Purpose
Spontaneous sternoclavicular joint infection (SSCJI) is a rare and poorly understood disease process. This study aims to identify factors guiding effective management strategies for SSCJI by using data mining.
METHODS
An IRB-approved retrospective review of patients from two large hospitals (2010 to 2022) was conducted. Spontaneous sternoclavicular joint infection is defined as a joint infection without direct trauma or radiation, direct instrumentation, or contiguous spread. An interdisciplinary team consisting of thoracic surgeons, radiologists, infectious disease specialists, orthopedic surgeons, hospital information experts, and systems engineers selected relevant variables. Small set data mining algorithms, utilizing systems engineering, were employed to assess the impact of variables on patient outcomes.
RESULTS
A total of 73 variables were chosen and 54 analyzed against 11 different outcomes. Forty-seven patients (mean age, 51 (22–82); 77% male) met criteria. Among them, 34 underwent early joint surgical resection (<14 days), 5 patients received delayed surgical intervention (>14 days), and 8 had antibiotic-only management. The antibiotic-only group had comparable outcomes.
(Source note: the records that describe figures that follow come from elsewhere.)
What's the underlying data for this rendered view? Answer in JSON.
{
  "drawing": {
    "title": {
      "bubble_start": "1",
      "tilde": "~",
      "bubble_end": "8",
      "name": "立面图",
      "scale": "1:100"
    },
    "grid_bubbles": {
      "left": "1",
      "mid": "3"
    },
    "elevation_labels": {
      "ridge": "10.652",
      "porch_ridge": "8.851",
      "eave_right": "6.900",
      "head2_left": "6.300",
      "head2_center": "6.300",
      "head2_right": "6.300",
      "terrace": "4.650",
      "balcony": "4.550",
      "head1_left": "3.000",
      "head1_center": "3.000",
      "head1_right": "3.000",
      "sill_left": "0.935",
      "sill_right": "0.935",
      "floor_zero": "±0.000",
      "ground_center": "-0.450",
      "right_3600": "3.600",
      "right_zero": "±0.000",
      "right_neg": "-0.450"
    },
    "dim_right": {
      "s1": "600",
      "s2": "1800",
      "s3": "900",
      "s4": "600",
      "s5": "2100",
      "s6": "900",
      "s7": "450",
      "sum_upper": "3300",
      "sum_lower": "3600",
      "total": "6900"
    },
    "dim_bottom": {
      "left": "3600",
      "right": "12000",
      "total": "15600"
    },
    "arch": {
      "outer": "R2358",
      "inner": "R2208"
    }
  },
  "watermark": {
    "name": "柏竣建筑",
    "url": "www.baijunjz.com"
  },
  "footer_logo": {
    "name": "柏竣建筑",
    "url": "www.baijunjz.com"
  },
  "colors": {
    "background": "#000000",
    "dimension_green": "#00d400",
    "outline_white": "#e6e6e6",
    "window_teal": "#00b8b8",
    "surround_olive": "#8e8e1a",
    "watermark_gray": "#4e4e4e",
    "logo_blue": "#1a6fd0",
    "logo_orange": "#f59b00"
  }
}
Indicators of poor outcomes were soft tissue fluid >4.5 cm, previous SSCJI, moderate/significant bony fragments, HgbA1c >13.9%, and moderate/significant bony sclerosis.
CONCLUSIONS
This study suggests that targeted antibiotic-only therapy should be considered initially for spontaneous sternoclavicular joint infection cases while concurrently managing comorbidities. Patients displaying indicators of poor outcomes or no symptomatic improvement after antibiotic-only therapy should be considered for surgical joint resection (central image).